Faut-il payer ses enfants ?
Il y a deux écoles : certains parents considèrent qu’il est légitime et profitable de donner un peu d’argent aux enfants lorsqu’ils s’occupent des corvées ou qu’ils se comportent bien, comme la tonte de la pelouse ou des bonnes notes à l’école. En agissant de cette manière, ils souhaitent valoriser leur travail et les motiver. D’autres préfèrent ne pas le faire. Ces parents souhaitent plutôt normaliser l’aide à la maison et la participation aux tâches domestiques, en les motivant d’une autre manière. A priori, ces deux approches semblent responsables… Alors, laquelle choisir ? Faut-il donner de l’argent à ses enfants pour les encourager ?
L’argent de poche : un cas à part
Avant toute chose, je souhaite ici éclaircir un point. Dans ce qui va suivre, je parle de rémunérer son enfant contre certaines tâches, corvées, aides à la maison, travaux en tout genre ou pour récompenser leur attitude ou leurs résultats… Je ne parle pas du problème de l’argent de poche.

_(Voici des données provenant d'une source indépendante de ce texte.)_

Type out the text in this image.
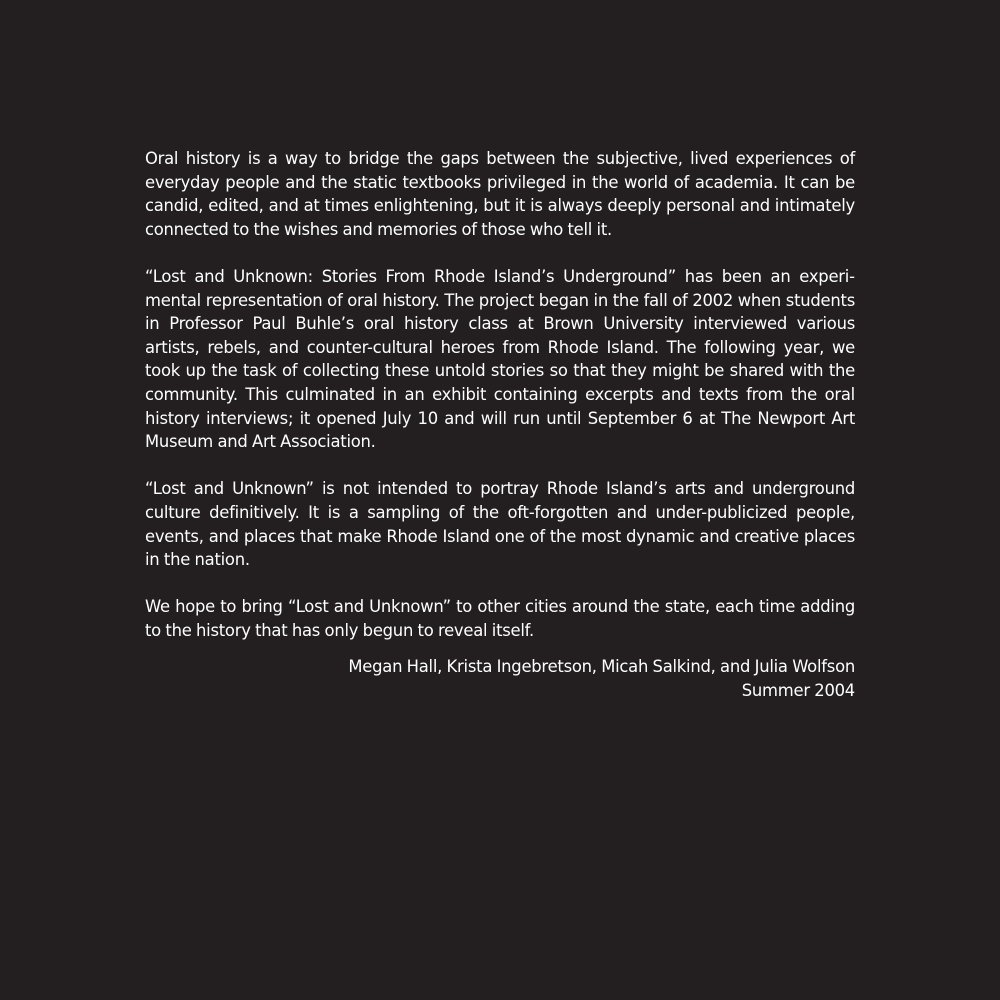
Oral history is a way to bridge the gaps between the subjective, lived experiences of everyday people and the static textbooks privileged in the world of academia. It can be candid, edited, and at times enlightening, but it is always deeply personal and intimately connected to the wishes and memories of those who tell it.

“Lost and Unknown: Stories From Rhode Island’s Underground” has been an experimental representation of oral history. The project began in the fall of 2002 when students in Professor Paul Buhle’s oral history class at Brown University interviewed various artists, rebels, and counter-cultural heroes from Rhode Island. The following year, we took up the task of collecting these untold stories so that they might be shared with the community. This culminated in an exhibit containing excerpts and texts from the oral history interviews; it opened July 10 and will run until September 6 at The Newport Art Museum and Art Association.

“Lost and Unknown” is not intended to portray Rhode Island’s arts and underground culture definitively. It is a sampling of the oft-forgotten and under-publicized people, events, and places that make Rhode Island one of the most dynamic and creative places in the nation.

We hope to bring “Lost and Unknown” to other cities around the state, each time adding to the history that has only begun to reveal itself.

Megan Hall, Krista Ingebretson, Micah Salkind, and Julia Wolfson
Summer 2004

L’argent de poche est une petite somme donnée, souvent à échéances fixes, sans condition ni contrepartie. Il s’agit là d’un sujet différent, que nous aurons certainement l’occasion d’aborder dans un prochain article et sur ma chaîne YouTube.
Une question de valeurs !
Que cela soit clair, je vais ici vous parler avant tout de mon expérience personnelle. Vous le savez peut-être, j’ai trois enfants, dont une fille déjà très grande. Je suis passée par tous les stades de l’éducation, et j’ai pu ainsi expérimenter plusieurs approches.

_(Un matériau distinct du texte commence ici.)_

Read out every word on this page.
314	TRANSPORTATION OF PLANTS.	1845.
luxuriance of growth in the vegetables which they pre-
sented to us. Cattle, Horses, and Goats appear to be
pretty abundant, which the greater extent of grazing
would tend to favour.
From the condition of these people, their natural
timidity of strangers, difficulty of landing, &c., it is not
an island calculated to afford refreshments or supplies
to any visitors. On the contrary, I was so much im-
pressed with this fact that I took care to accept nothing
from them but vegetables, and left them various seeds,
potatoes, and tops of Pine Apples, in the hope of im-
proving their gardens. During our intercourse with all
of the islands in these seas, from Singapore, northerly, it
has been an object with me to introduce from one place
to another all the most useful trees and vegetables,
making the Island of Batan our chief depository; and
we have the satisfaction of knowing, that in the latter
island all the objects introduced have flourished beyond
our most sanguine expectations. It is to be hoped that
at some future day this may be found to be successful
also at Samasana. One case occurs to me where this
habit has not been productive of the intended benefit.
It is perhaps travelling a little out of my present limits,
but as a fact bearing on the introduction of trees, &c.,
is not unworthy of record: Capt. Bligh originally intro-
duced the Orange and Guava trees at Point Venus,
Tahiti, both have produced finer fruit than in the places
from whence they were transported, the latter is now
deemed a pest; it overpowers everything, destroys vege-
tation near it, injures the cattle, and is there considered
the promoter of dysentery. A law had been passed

Avec mon expérience, il me semble que donner de l’argent à ses enfants pour encourager les bons comportements est avant tout une question de valeurs. Je me dois d’être franche avec vous : personnellement, je trouve cela assez triste de voir certains parents payer leurs enfants lorsqu’ils participent simplement aux tâches quotidiennes. Mettre et débarrasser la table, éplucher les légumes, ranger, vider le lave-vaisselle… Tout cela fait, selon moi, partie de la vie ! Il me semble incongru d’en faire une exception pour ses enfants en les rémunérant. Vos enfants, tout comme vous, font partie du foyer. Il est tout à fait normal qu’ils mettent la main à la pâte.

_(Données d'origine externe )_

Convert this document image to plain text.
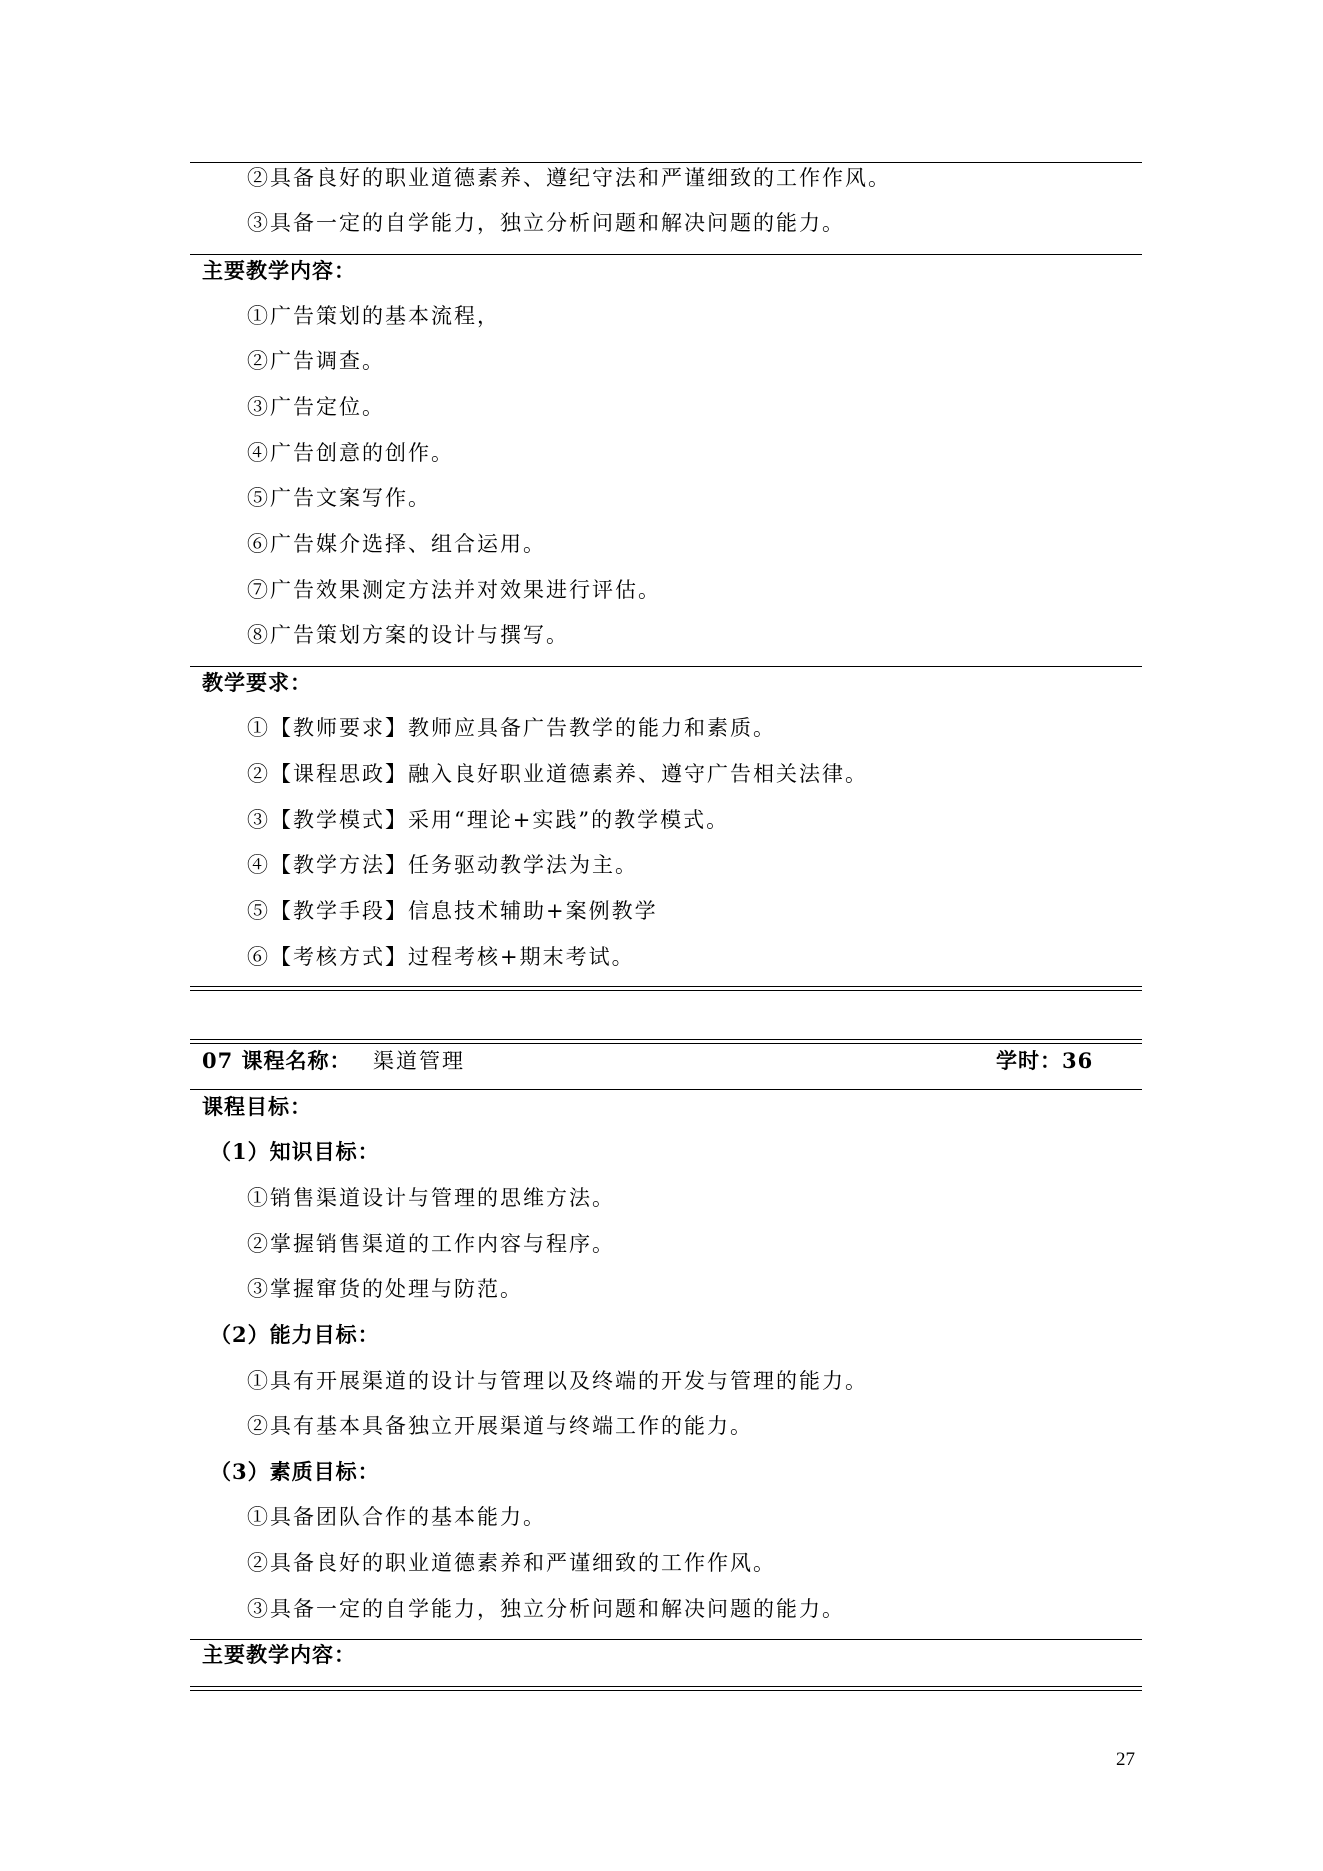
②具备良好的职业道德素养、遵纪守法和严谨细致的工作作风。
③具备一定的自学能力，独立分析问题和解决问题的能力。
主要教学内容：
①广告策划的基本流程，
②广告调查。
③广告定位。
④广告创意的创作。
⑤广告文案写作。
⑥广告媒介选择、组合运用。
⑦广告效果测定方法并对效果进行评估。
⑧广告策划方案的设计与撰写。
教学要求：
①【教师要求】教师应具备广告教学的能力和素质。
②【课程思政】融入良好职业道德素养、遵守广告相关法律。
③【教学模式】采用“理论+实践”的教学模式。
④【教学方法】任务驱动教学法为主。
⑤【教学手段】信息技术辅助+案例教学
⑥【考核方式】过程考核+期末考试。
07 课程名称： 渠道管理	学时：36
课程目标：
（1）知识目标：
①销售渠道设计与管理的思维方法。
②掌握销售渠道的工作内容与程序。
③掌握窜货的处理与防范。
（2）能力目标：
①具有开展渠道的设计与管理以及终端的开发与管理的能力。
②具有基本具备独立开展渠道与终端工作的能力。
（3）素质目标：
①具备团队合作的基本能力。
②具备良好的职业道德素养和严谨细致的工作作风。
③具备一定的自学能力，独立分析问题和解决问题的能力。
主要教学内容：
27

La générosité, le don, le partage sont des valeurs qui me parlent davantage. L’argent peut installer une relation un peu bizarre entre les parents et leurs enfants. Cela risque de leur mettre dans la tête qu’apporter son aide ne va pas de soi. Cela tend aussi à grossir certaines petites corvées qui ne sont, tout bien pesé, pas si difficiles à faire. N’en doutez pas : avec les bonnes méthodes, il est tout à fait possible d’obtenir l’aide de ses enfants, sans payer… ni crier !
Payer ce qui doit l’être
En revanche, il me semble plus normal, et même parfois bénéfique de rémunérer ses enfants pour toutes les tâches exceptionnelles, que nous payons habituellement. À mesure que les enfants grandissent, ces situations deviennent de plus en plus fréquentes : entretien du jardin, baby-sitting, bricolage…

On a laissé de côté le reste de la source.